Doing volunteer work is also a way to get ourselves out of that funk. When we’re anxious, lonely or depressed, getting stuck inside our heads is easy. However, volunteering has a way of getting ourselves unstuck because we’re no longer focusing so much on the internal.

4. Start a New Tradition

Oh, how I wish I could go back to the days when my kids were little, watching the joy in their faces on Christmas day. However, now that they are adults, I’ve had to learn to make my own special memories. Therefore, whenever December 1st comes around, I watch a Christmas movie every evening until Christmas. It’s always good seeing a kindred spirit or laughing at a goofy Santa movie.

It is never too late to start a tradition you can call your own.

5. Stay in the Moment

Sometimes, being in the moment doesn’t feel any better for us, but we also can’t rewind time and go back to the past. However, rather than going back to a moment that no longer exists, we can shape the moment we are in now.

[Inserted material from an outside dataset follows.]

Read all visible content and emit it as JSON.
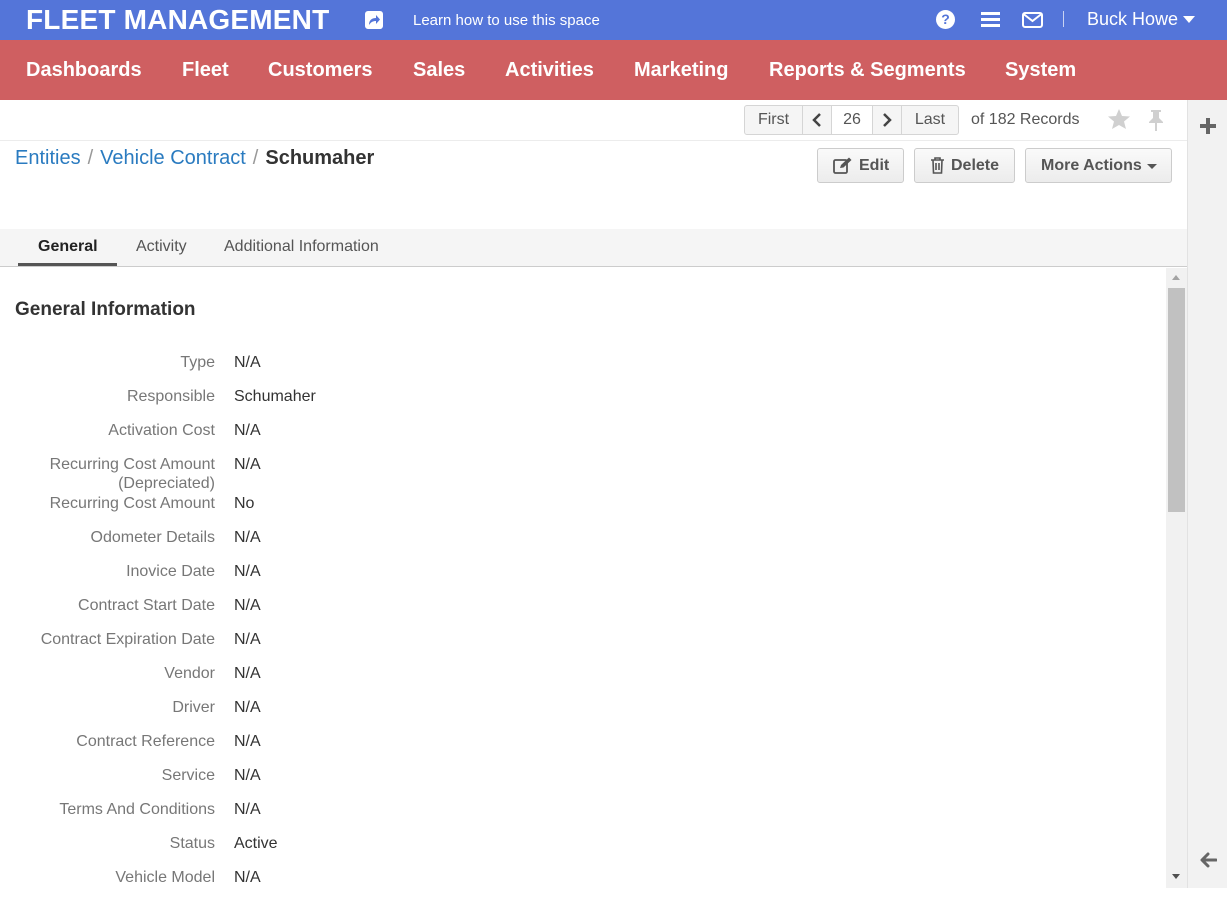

One method that I use to get myself out of the past is called radical acceptance. In other words, radical acceptance means that I allow myself to feel the sadness and loss of my past for a moment, accept it for what it is, and then move on from it by doing something that I know made me feel good about myself the time before. I am essentially working on my practicing skills.

6. Be Kind to Yourself

Being kind and empathetic towards others is an exceptional quality. However, we tend not to treat ourselves in the same regard. So whenever you feel down due to the holidays, treat yourself with the same kindness you would if a friend felt that way, and give yourself some grace.

7.  Seek Help

Even with our best intentions, getting through the holidays is not always smooth sailing. Therefore, please reach out for help if your symptoms persist or worsen. You can:

  • Contact your therapist
  • Call a warmline or hotline
  • Call 911 or go to your nearest emergency room
  • Call the National Suicide Prevention Lifeline at 1-800-273-8255
  • Reach out to a friend for support

The holidays may not come easy for everyone, but we can find a way to make it more bearable. Hopefully, some of these tips helped.